There’s a better way to speed delivery and give teams the ability to experiment and work at their own pace: standardizing data storage and backing your workflows with a consolidated data hub that’s cloud-native and highly available—and simple enough for almost anyone to operate.

“Our mission-critical apps need better fast object storage.”

Modern apps require modern data solutions, whether they’re processing large volumes of unstructured data for AI applications or extracting insights from multiple data sources across a fleet of Internet of Things (IoT) devices. Increasingly, object storage isn’t just reserved for archival or non-mission-critical data. It’s needed to build performant apps that can access objects directly—and quickly.

If you’ve struggled to get the performance your app needs from public, cloud-based object storage, you might have considered moving object storage back on-prem to boost that performance. But, careful you don’t make sacrifices to compatibility and mobility. Without unified fast file and object storage, you’re going to have to make tradeoffs.

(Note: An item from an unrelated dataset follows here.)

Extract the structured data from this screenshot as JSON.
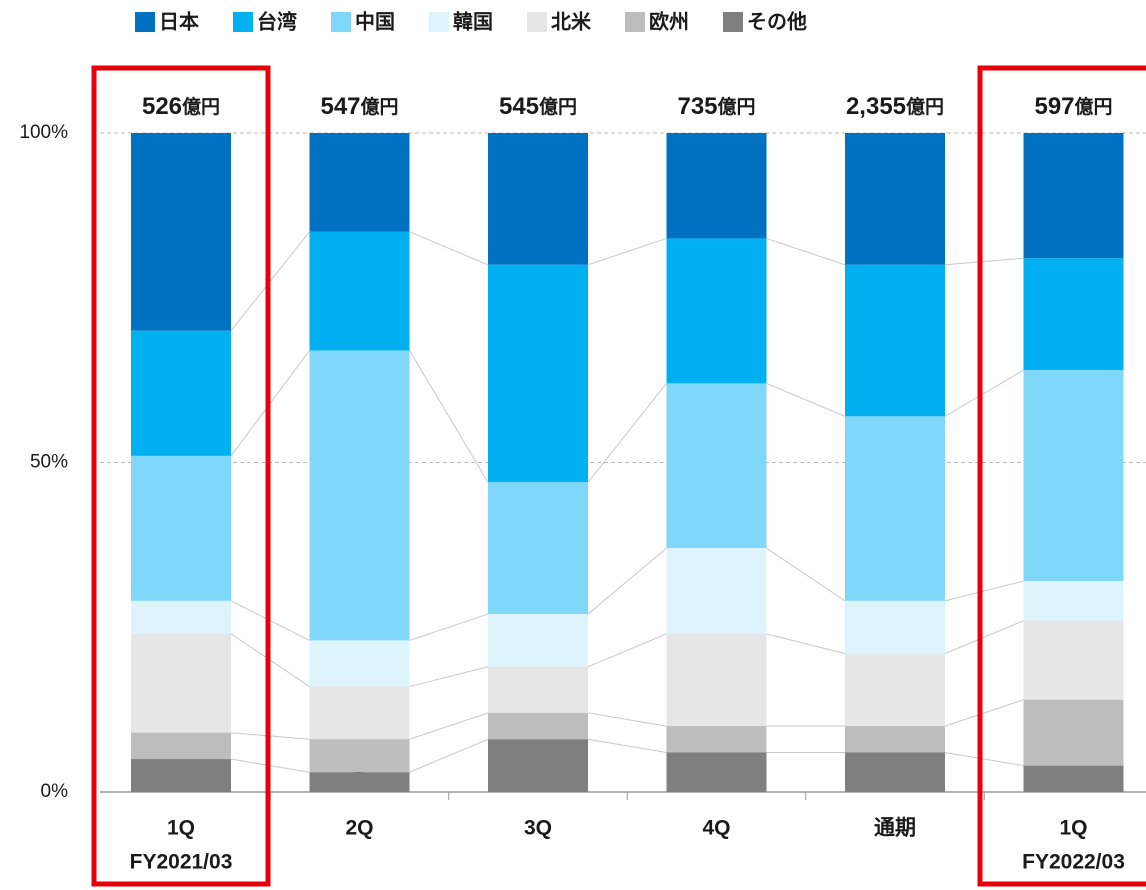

“Our copy/clone process is too slow to pull data for integrations.”

Significant delays in copy/clone processes can make it difficult to leverage data for continuous integration (CI) pipelines, which are critical to DevOps testing workflows. If it takes a week or more to execute a copy/clone process, that’s simply too slow to keep up.

Do you leverage AWS or Azure for automated-testing environments? You’ll likely want your storage platform to be able to instantly create that clone, no matter where it’s located—saving you and your team valuable time and resources.

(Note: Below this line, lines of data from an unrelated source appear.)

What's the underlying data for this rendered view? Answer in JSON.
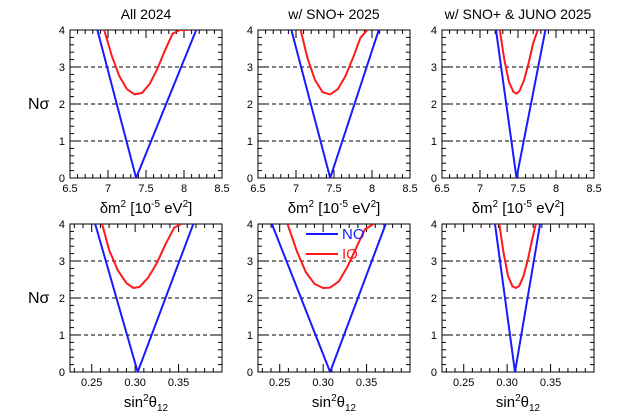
{
  "figure": {
    "ylabel": "Nσ",
    "legend": [
      {
        "name": "NO",
        "color": "#1a1aff"
      },
      {
        "name": "IO",
        "color": "#ff1a1a"
      }
    ]
  },
  "chart_data": [
    {
      "type": "line",
      "title": "All 2024",
      "xlabel_main": "δm",
      "xlabel_sup": "2",
      "xlabel_units": " [10",
      "xlabel_exp": "-5",
      "xlabel_tail": " eV",
      "xlabel_sup2": "2",
      "xlabel_close": "]",
      "xlim": [
        6.5,
        8.5
      ],
      "ylim": [
        0,
        4
      ],
      "xticks": [
        6.5,
        7.0,
        7.5,
        8.0,
        8.5
      ],
      "xtick_labels": [
        "6.5",
        "7",
        "7.5",
        "8",
        "8.5"
      ],
      "yticks": [
        0,
        1,
        2,
        3,
        4
      ],
      "ytick_labels": [
        "0",
        "1",
        "2",
        "3",
        "4"
      ],
      "grid": "dashed horizontal at 1, 2, 3",
      "series": [
        {
          "name": "NO",
          "color": "#1a1aff",
          "x": [
            6.86,
            7.37,
            8.16
          ],
          "y": [
            4.0,
            0.0,
            4.0
          ]
        },
        {
          "name": "IO",
          "color": "#ff1a1a",
          "x": [
            6.95,
            7.05,
            7.15,
            7.25,
            7.35,
            7.45,
            7.55,
            7.65,
            7.75,
            7.85,
            7.95,
            8.06
          ],
          "y": [
            4.0,
            3.3,
            2.75,
            2.4,
            2.26,
            2.3,
            2.55,
            2.95,
            3.45,
            3.9,
            4.0,
            4.0
          ]
        }
      ]
    },
    {
      "type": "line",
      "title": "w/ SNO+ 2025",
      "xlabel_main": "δm",
      "xlabel_sup": "2",
      "xlabel_units": " [10",
      "xlabel_exp": "-5",
      "xlabel_tail": " eV",
      "xlabel_sup2": "2",
      "xlabel_close": "]",
      "xlim": [
        6.5,
        8.5
      ],
      "ylim": [
        0,
        4
      ],
      "xticks": [
        6.5,
        7.0,
        7.5,
        8.0,
        8.5
      ],
      "xtick_labels": [
        "6.5",
        "7",
        "7.5",
        "8",
        "8.5"
      ],
      "yticks": [
        0,
        1,
        2,
        3,
        4
      ],
      "ytick_labels": [
        "0",
        "1",
        "2",
        "3",
        "4"
      ],
      "grid": "dashed horizontal at 1, 2, 3",
      "series": [
        {
          "name": "NO",
          "color": "#1a1aff",
          "x": [
            6.94,
            7.45,
            8.09
          ],
          "y": [
            4.0,
            0.0,
            4.0
          ]
        },
        {
          "name": "IO",
          "color": "#ff1a1a",
          "x": [
            7.06,
            7.15,
            7.25,
            7.35,
            7.45,
            7.55,
            7.65,
            7.75,
            7.85,
            7.94
          ],
          "y": [
            4.0,
            3.25,
            2.65,
            2.32,
            2.26,
            2.4,
            2.75,
            3.25,
            3.8,
            4.0
          ]
        }
      ]
    },
    {
      "type": "line",
      "title": "w/ SNO+ & JUNO 2025",
      "xlabel_main": "δm",
      "xlabel_sup": "2",
      "xlabel_units": " [10",
      "xlabel_exp": "-5",
      "xlabel_tail": " eV",
      "xlabel_sup2": "2",
      "xlabel_close": "]",
      "xlim": [
        6.5,
        8.5
      ],
      "ylim": [
        0,
        4
      ],
      "xticks": [
        6.5,
        7.0,
        7.5,
        8.0,
        8.5
      ],
      "xtick_labels": [
        "6.5",
        "7",
        "7.5",
        "8",
        "8.5"
      ],
      "yticks": [
        0,
        1,
        2,
        3,
        4
      ],
      "ytick_labels": [
        "0",
        "1",
        "2",
        "3",
        "4"
      ],
      "grid": "dashed horizontal at 1, 2, 3",
      "series": [
        {
          "name": "NO",
          "color": "#1a1aff",
          "x": [
            7.21,
            7.48,
            7.86
          ],
          "y": [
            4.0,
            0.0,
            4.0
          ]
        },
        {
          "name": "IO",
          "color": "#ff1a1a",
          "x": [
            7.26,
            7.32,
            7.38,
            7.44,
            7.48,
            7.52,
            7.58,
            7.64,
            7.7,
            7.76
          ],
          "y": [
            4.0,
            3.2,
            2.6,
            2.33,
            2.28,
            2.35,
            2.65,
            3.1,
            3.65,
            4.0
          ]
        }
      ]
    },
    {
      "type": "line",
      "title": "",
      "xlabel_main": "sin",
      "xlabel_sup": "2",
      "xlabel_units": "θ",
      "xlabel_exp": "",
      "xlabel_tail": "",
      "xlabel_sub": "12",
      "xlabel_sup2": "",
      "xlabel_close": "",
      "xlim": [
        0.225,
        0.4
      ],
      "ylim": [
        0,
        4
      ],
      "xticks": [
        0.25,
        0.3,
        0.35
      ],
      "xtick_labels": [
        "0.25",
        "0.30",
        "0.35"
      ],
      "yticks": [
        0,
        1,
        2,
        3,
        4
      ],
      "ytick_labels": [
        "0",
        "1",
        "2",
        "3",
        "4"
      ],
      "grid": "dashed horizontal at 1, 2, 3",
      "series": [
        {
          "name": "NO",
          "color": "#1a1aff",
          "x": [
            0.254,
            0.303,
            0.367
          ],
          "y": [
            4.0,
            0.0,
            4.0
          ]
        },
        {
          "name": "IO",
          "color": "#ff1a1a",
          "x": [
            0.262,
            0.27,
            0.28,
            0.29,
            0.298,
            0.305,
            0.315,
            0.325,
            0.335,
            0.345,
            0.353
          ],
          "y": [
            4.0,
            3.3,
            2.75,
            2.4,
            2.27,
            2.3,
            2.55,
            2.95,
            3.45,
            3.9,
            4.0
          ]
        }
      ]
    },
    {
      "type": "line",
      "title": "",
      "xlabel_main": "sin",
      "xlabel_sup": "2",
      "xlabel_units": "θ",
      "xlabel_exp": "",
      "xlabel_tail": "",
      "xlabel_sub": "12",
      "xlabel_sup2": "",
      "xlabel_close": "",
      "xlim": [
        0.225,
        0.4
      ],
      "ylim": [
        0,
        4
      ],
      "xticks": [
        0.25,
        0.3,
        0.35
      ],
      "xtick_labels": [
        "0.25",
        "0.30",
        "0.35"
      ],
      "yticks": [
        0,
        1,
        2,
        3,
        4
      ],
      "ytick_labels": [
        "0",
        "1",
        "2",
        "3",
        "4"
      ],
      "grid": "dashed horizontal at 1, 2, 3",
      "series": [
        {
          "name": "NO",
          "color": "#1a1aff",
          "x": [
            0.241,
            0.308,
            0.372
          ],
          "y": [
            4.0,
            0.0,
            4.0
          ]
        },
        {
          "name": "IO",
          "color": "#ff1a1a",
          "x": [
            0.259,
            0.27,
            0.28,
            0.29,
            0.3,
            0.308,
            0.318,
            0.328,
            0.338,
            0.348,
            0.358
          ],
          "y": [
            4.0,
            3.25,
            2.7,
            2.38,
            2.27,
            2.28,
            2.45,
            2.85,
            3.35,
            3.85,
            4.0
          ]
        }
      ]
    },
    {
      "type": "line",
      "title": "",
      "xlabel_main": "sin",
      "xlabel_sup": "2",
      "xlabel_units": "θ",
      "xlabel_exp": "",
      "xlabel_tail": "",
      "xlabel_sub": "12",
      "xlabel_sup2": "",
      "xlabel_close": "",
      "xlim": [
        0.225,
        0.4
      ],
      "ylim": [
        0,
        4
      ],
      "xticks": [
        0.25,
        0.3,
        0.35
      ],
      "xtick_labels": [
        "0.25",
        "0.30",
        "0.35"
      ],
      "yticks": [
        0,
        1,
        2,
        3,
        4
      ],
      "ytick_labels": [
        "0",
        "1",
        "2",
        "3",
        "4"
      ],
      "grid": "dashed horizontal at 1, 2, 3",
      "series": [
        {
          "name": "NO",
          "color": "#1a1aff",
          "x": [
            0.286,
            0.309,
            0.338
          ],
          "y": [
            4.0,
            0.0,
            4.0
          ]
        },
        {
          "name": "IO",
          "color": "#ff1a1a",
          "x": [
            0.291,
            0.296,
            0.301,
            0.306,
            0.31,
            0.314,
            0.319,
            0.324,
            0.329,
            0.333
          ],
          "y": [
            4.0,
            3.2,
            2.6,
            2.32,
            2.27,
            2.33,
            2.6,
            3.05,
            3.6,
            4.0
          ]
        }
      ]
    }
  ]
}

And, when you need a data-replication process that moves as fast as you do, look at the storage in your stack. Modern flash storage with copy automation tools (CATs) allows you to clone production databases in minutes and simplify how you provision clones for automated-testing environments, all without eating up TBs of space.

“We could be using backups for sandboxes, but they use too many resources.”

Backups and snapshots of data sets can be gold mines—especially for app developers. Consider what you could do with a sandbox of a production environment that’s as close to live as you can get. You could feature flag risk-free, run a range of tests with more accuracy, and experiment without the limitations of a staging environment.

But traditional backup solutions are nearly off-limits to DevOps scenarios, which move fast and have tight iterative loops. Accommodating the space that traditional backups often require makes them impractical. That’s a storage problem, again—and one that modern backup appliances can solve for.

“We’ve missed SLAs because of data-access issues.”

Whether it’s between your company and your customers or internally between teams, an SLA is a contract that can’t be broken. If data isn’t accessible, the resulting service disruption can mean a missed SLA and subsequent penalties. For example, if within your SLA you promise 99.9999% uptime and availability, you should be able to measure and support that. When it comes to data, that means having a storage solution that is robust and fast enough to deliver on that SLA every time.

When storage has become a bottleneck and data can’t be accessed on-demand, it just became your problem. Rapid recovery is critical to heading off downtime and that requires having a storage solution that can deliver a backup with production levels.

Bottom line: If you’re modernizing your app, you need to modernize your database technology stack. IDC industry analysts found that 65% of enterprises want to modernize legacy systems through 2023. That means adoption app-accelerating advancements, such as open-source software, public cloud, automation, virtualization, and containers as a service. For these types of modern technologies, you simply can’t afford to expect legacy storage to carry the load.

If any of these scenarios struck you as familiar, take note: What you don’t know about storage can hurt you—and hold your teams, apps, and innovation back. It’s time to rethink your storage. You won’t just head off these issues in the future—you’ll enable breakthroughs.